星を拾う指先が、温かくなるまで
 女性は急ぎ少女を抱きしめると、髪を整えるように優しく撫で、ショールを頭から包み込むように巻いてあげる。
 
 少女の赤切れた指先に気づくと、両手を添え自身の頬に当てて、再び涙を流していた。

 その日の夜も、少女は海に行き「死に落ちる星」を拾い集めていた。
 墨汁のような色に海は染まると、綿雪がまた降り始める。

 幽霊船は再び訪れ、白い服を着た船長は、ゆっくりと気取るようにタラップを歩き降りる。
 少女が籠いっぱいの星を渡すと、再び首を傾げ、昨日同様に胸元の黒い薔薇を手渡していた。

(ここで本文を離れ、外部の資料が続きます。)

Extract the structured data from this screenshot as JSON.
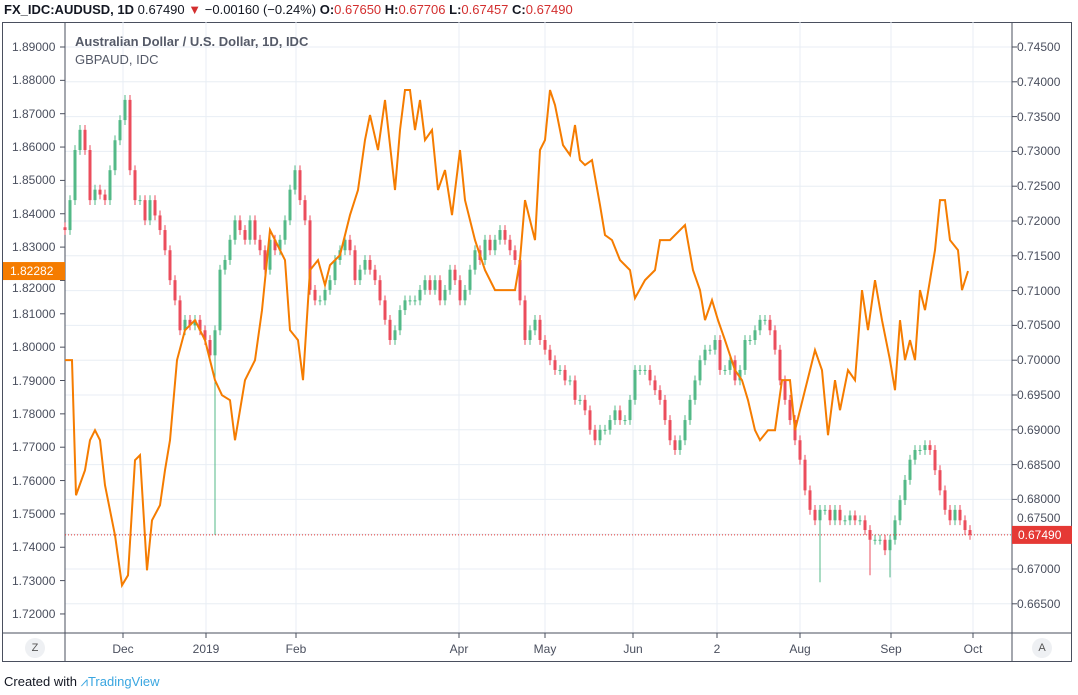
{
  "header": {
    "symbol": "FX_IDC:AUDUSD, 1D",
    "last": "0.67490",
    "change": "−0.00160 (−0.24%)",
    "o_label": "O:",
    "o": "0.67650",
    "h_label": "H:",
    "h": "0.67706",
    "l_label": "L:",
    "l": "0.67457",
    "c_label": "C:",
    "c": "0.67490"
  },
  "legend": {
    "main": "Australian Dollar / U.S. Dollar, 1D, IDC",
    "compare": "GBPAUD, IDC"
  },
  "buttons": {
    "left": "Z",
    "right": "A"
  },
  "footer": {
    "prefix": "Created with",
    "brand": "TradingView"
  },
  "colors": {
    "up": "#53b987",
    "down": "#eb4d5c",
    "line": "#f57c00",
    "grid": "#e8eef4",
    "price_line": "#e53935"
  },
  "chart_data": {
    "type": "candlestick+line",
    "left_axis": {
      "series": "GBPAUD",
      "range": [
        1.72,
        1.89
      ],
      "ticks": [
        "1.89000",
        "1.88000",
        "1.87000",
        "1.86000",
        "1.85000",
        "1.84000",
        "1.83000",
        "1.82000",
        "1.81000",
        "1.80000",
        "1.79000",
        "1.78000",
        "1.77000",
        "1.76000",
        "1.75000",
        "1.74000",
        "1.73000",
        "1.72000"
      ],
      "last_label": "1.82282",
      "last": 1.82282
    },
    "right_axis": {
      "series": "AUDUSD",
      "range": [
        0.665,
        0.745
      ],
      "ticks": [
        "0.74500",
        "0.74000",
        "0.73500",
        "0.73000",
        "0.72500",
        "0.72000",
        "0.71500",
        "0.71000",
        "0.70500",
        "0.70000",
        "0.69500",
        "0.69000",
        "0.68500",
        "0.68000",
        "0.67500",
        "0.67000",
        "0.66500"
      ],
      "last_label": "0.67490",
      "last": 0.6749
    },
    "x_ticks": [
      {
        "t": 11.6,
        "label": "Dec"
      },
      {
        "t": 28.2,
        "label": "2019"
      },
      {
        "t": 46.2,
        "label": "Feb"
      },
      {
        "t": 78.8,
        "label": "Apr"
      },
      {
        "t": 96,
        "label": "May"
      },
      {
        "t": 113.6,
        "label": "Jun"
      },
      {
        "t": 130.4,
        "label": "2"
      },
      {
        "t": 147,
        "label": "Aug"
      },
      {
        "t": 165.2,
        "label": "Sep"
      },
      {
        "t": 181.6,
        "label": "Oct"
      }
    ],
    "audusd_close": [
      0.7187,
      0.723,
      0.7302,
      0.7331,
      0.7302,
      0.723,
      0.7245,
      0.7238,
      0.723,
      0.7273,
      0.7316,
      0.7345,
      0.7374,
      0.7273,
      0.723,
      0.723,
      0.7201,
      0.723,
      0.7208,
      0.7187,
      0.7158,
      0.7115,
      0.7086,
      0.7043,
      0.7058,
      0.705,
      0.7058,
      0.7043,
      0.7029,
      0.7007,
      0.7043,
      0.713,
      0.7144,
      0.7173,
      0.7201,
      0.7187,
      0.7173,
      0.7201,
      0.7173,
      0.7158,
      0.713,
      0.7173,
      0.7158,
      0.7173,
      0.7201,
      0.7245,
      0.7273,
      0.723,
      0.7201,
      0.7101,
      0.7086,
      0.7086,
      0.7101,
      0.7115,
      0.7144,
      0.7158,
      0.7173,
      0.7158,
      0.7115,
      0.713,
      0.7144,
      0.713,
      0.7115,
      0.7086,
      0.7058,
      0.7029,
      0.7043,
      0.7072,
      0.7086,
      0.7086,
      0.7086,
      0.7101,
      0.7115,
      0.7101,
      0.7115,
      0.7086,
      0.7101,
      0.713,
      0.7115,
      0.7086,
      0.7101,
      0.713,
      0.7158,
      0.7144,
      0.7173,
      0.7158,
      0.7173,
      0.7187,
      0.7173,
      0.7158,
      0.7144,
      0.7086,
      0.7029,
      0.7043,
      0.7058,
      0.7029,
      0.7015,
      0.7,
      0.6986,
      0.6986,
      0.6971,
      0.6971,
      0.6943,
      0.6943,
      0.6928,
      0.69,
      0.6885,
      0.69,
      0.69,
      0.6914,
      0.6928,
      0.6914,
      0.6914,
      0.6943,
      0.6986,
      0.6986,
      0.6986,
      0.6971,
      0.6957,
      0.6943,
      0.6914,
      0.6885,
      0.6871,
      0.6885,
      0.6914,
      0.6943,
      0.6971,
      0.7,
      0.7015,
      0.7015,
      0.7029,
      0.6986,
      0.6986,
      0.7,
      0.6971,
      0.6986,
      0.7029,
      0.7029,
      0.7043,
      0.7058,
      0.7058,
      0.7043,
      0.7015,
      0.6971,
      0.6943,
      0.6914,
      0.6885,
      0.6857,
      0.6813,
      0.6785,
      0.677,
      0.6785,
      0.6785,
      0.677,
      0.6785,
      0.677,
      0.677,
      0.6777,
      0.677,
      0.677,
      0.6756,
      0.6742,
      0.6742,
      0.6742,
      0.6727,
      0.6742,
      0.677,
      0.6799,
      0.6828,
      0.6857,
      0.6871,
      0.6871,
      0.6878,
      0.6871,
      0.6842,
      0.6813,
      0.6785,
      0.677,
      0.6785,
      0.677,
      0.6756,
      0.6749
    ],
    "audusd_spikes": [
      {
        "t": 29.6,
        "low": 0.6749
      },
      {
        "t": 151,
        "low": 0.6681
      },
      {
        "t": 161,
        "low": 0.6691
      },
      {
        "t": 165,
        "low": 0.6688
      }
    ],
    "gbpaud": [
      [
        0,
        1.7961
      ],
      [
        1.4,
        1.7961
      ],
      [
        2.2,
        1.7556
      ],
      [
        4,
        1.7631
      ],
      [
        5,
        1.7721
      ],
      [
        6,
        1.7751
      ],
      [
        7,
        1.7721
      ],
      [
        8,
        1.7586
      ],
      [
        10,
        1.7436
      ],
      [
        11.4,
        1.7286
      ],
      [
        12.6,
        1.7316
      ],
      [
        14,
        1.7661
      ],
      [
        15,
        1.7676
      ],
      [
        16.4,
        1.7331
      ],
      [
        17.4,
        1.7481
      ],
      [
        19,
        1.7526
      ],
      [
        20,
        1.7631
      ],
      [
        21,
        1.7721
      ],
      [
        22.4,
        1.7961
      ],
      [
        24,
        1.8051
      ],
      [
        26,
        1.8081
      ],
      [
        28,
        1.8021
      ],
      [
        30,
        1.7901
      ],
      [
        31.4,
        1.7856
      ],
      [
        33,
        1.7841
      ],
      [
        34,
        1.7721
      ],
      [
        36,
        1.7901
      ],
      [
        38,
        1.7961
      ],
      [
        39.4,
        1.8111
      ],
      [
        41,
        1.8351
      ],
      [
        43,
        1.8291
      ],
      [
        44,
        1.8261
      ],
      [
        45,
        1.8051
      ],
      [
        46.6,
        1.8021
      ],
      [
        47.6,
        1.7901
      ],
      [
        49,
        1.8231
      ],
      [
        50.6,
        1.8261
      ],
      [
        52,
        1.8186
      ],
      [
        53,
        1.8246
      ],
      [
        55,
        1.8276
      ],
      [
        57,
        1.8396
      ],
      [
        58.6,
        1.8471
      ],
      [
        60,
        1.8621
      ],
      [
        61,
        1.8696
      ],
      [
        62.6,
        1.8591
      ],
      [
        64,
        1.8741
      ],
      [
        66,
        1.8471
      ],
      [
        67,
        1.8651
      ],
      [
        68,
        1.8771
      ],
      [
        69,
        1.8771
      ],
      [
        70,
        1.8651
      ],
      [
        71,
        1.8741
      ],
      [
        72,
        1.8621
      ],
      [
        73.4,
        1.8651
      ],
      [
        74.6,
        1.8471
      ],
      [
        76,
        1.8531
      ],
      [
        77.4,
        1.8396
      ],
      [
        79,
        1.8591
      ],
      [
        80,
        1.8441
      ],
      [
        82,
        1.8321
      ],
      [
        84,
        1.8231
      ],
      [
        86,
        1.8171
      ],
      [
        88,
        1.8171
      ],
      [
        90,
        1.8171
      ],
      [
        91,
        1.8261
      ],
      [
        92,
        1.8441
      ],
      [
        94,
        1.8321
      ],
      [
        95,
        1.8591
      ],
      [
        96,
        1.8621
      ],
      [
        97,
        1.8771
      ],
      [
        98,
        1.8726
      ],
      [
        99.6,
        1.8606
      ],
      [
        101,
        1.8576
      ],
      [
        102,
        1.8666
      ],
      [
        103,
        1.8561
      ],
      [
        104,
        1.8546
      ],
      [
        105.4,
        1.8561
      ],
      [
        107,
        1.8426
      ],
      [
        108,
        1.8336
      ],
      [
        109.4,
        1.8321
      ],
      [
        111,
        1.8261
      ],
      [
        113,
        1.8231
      ],
      [
        114,
        1.8147
      ],
      [
        116,
        1.8201
      ],
      [
        118,
        1.8231
      ],
      [
        119,
        1.8321
      ],
      [
        121,
        1.8321
      ],
      [
        123,
        1.8351
      ],
      [
        124,
        1.8366
      ],
      [
        125.6,
        1.8231
      ],
      [
        127,
        1.8171
      ],
      [
        128,
        1.8081
      ],
      [
        129.4,
        1.8141
      ],
      [
        130.6,
        1.8081
      ],
      [
        132,
        1.8021
      ],
      [
        134,
        1.7931
      ],
      [
        135.4,
        1.7901
      ],
      [
        136.6,
        1.7841
      ],
      [
        138,
        1.7751
      ],
      [
        139,
        1.7721
      ],
      [
        140.6,
        1.7751
      ],
      [
        142,
        1.7751
      ],
      [
        143.4,
        1.7901
      ],
      [
        145,
        1.7901
      ],
      [
        146,
        1.7751
      ],
      [
        148,
        1.7871
      ],
      [
        150,
        1.7991
      ],
      [
        151.4,
        1.7931
      ],
      [
        152.6,
        1.7736
      ],
      [
        154,
        1.7901
      ],
      [
        155,
        1.7811
      ],
      [
        156.6,
        1.7931
      ],
      [
        158,
        1.7901
      ],
      [
        159.4,
        1.8171
      ],
      [
        160.6,
        1.8051
      ],
      [
        162,
        1.8201
      ],
      [
        163.4,
        1.8081
      ],
      [
        165,
        1.7961
      ],
      [
        166,
        1.7871
      ],
      [
        167,
        1.8081
      ],
      [
        168,
        1.7961
      ],
      [
        169,
        1.8021
      ],
      [
        170,
        1.7961
      ],
      [
        171,
        1.8171
      ],
      [
        172,
        1.8111
      ],
      [
        174,
        1.8291
      ],
      [
        175,
        1.8441
      ],
      [
        176,
        1.8441
      ],
      [
        177,
        1.8321
      ],
      [
        178.6,
        1.8291
      ],
      [
        179.4,
        1.8171
      ],
      [
        180.6,
        1.8228
      ]
    ]
  }
}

 少女はその場に崩れ落ち、声を上げず泣きじゃくった。
 遠ざかる幽霊船。

 僕は、迷わず強風となった。
 彼女の絶望を背に受け、その甲板へと躍り出たんだ。

 横に揺れ動く幽霊船。船長を含め乗組員は、風である僕に気づき、荒れる波に戸惑うように甲板に手をつき僕を見ていた。
 あれほど身だしなみを気にした船長だったが、ジャケットを汚しながら這いつくばっている。

 僕は怒り船長に声をかけた。

「僕は風だ。この船だって沈めることは容易いぞ。少女に渡した黒バラ何だ 。その星は一体、何なんだ」

 彼の声は、耳ではなく、僕の魂の深い場所に直接響いてきた。
 古い骨が軋むような、遠い昔に忘れてきた自分の記憶が呼びかけるような響きだった。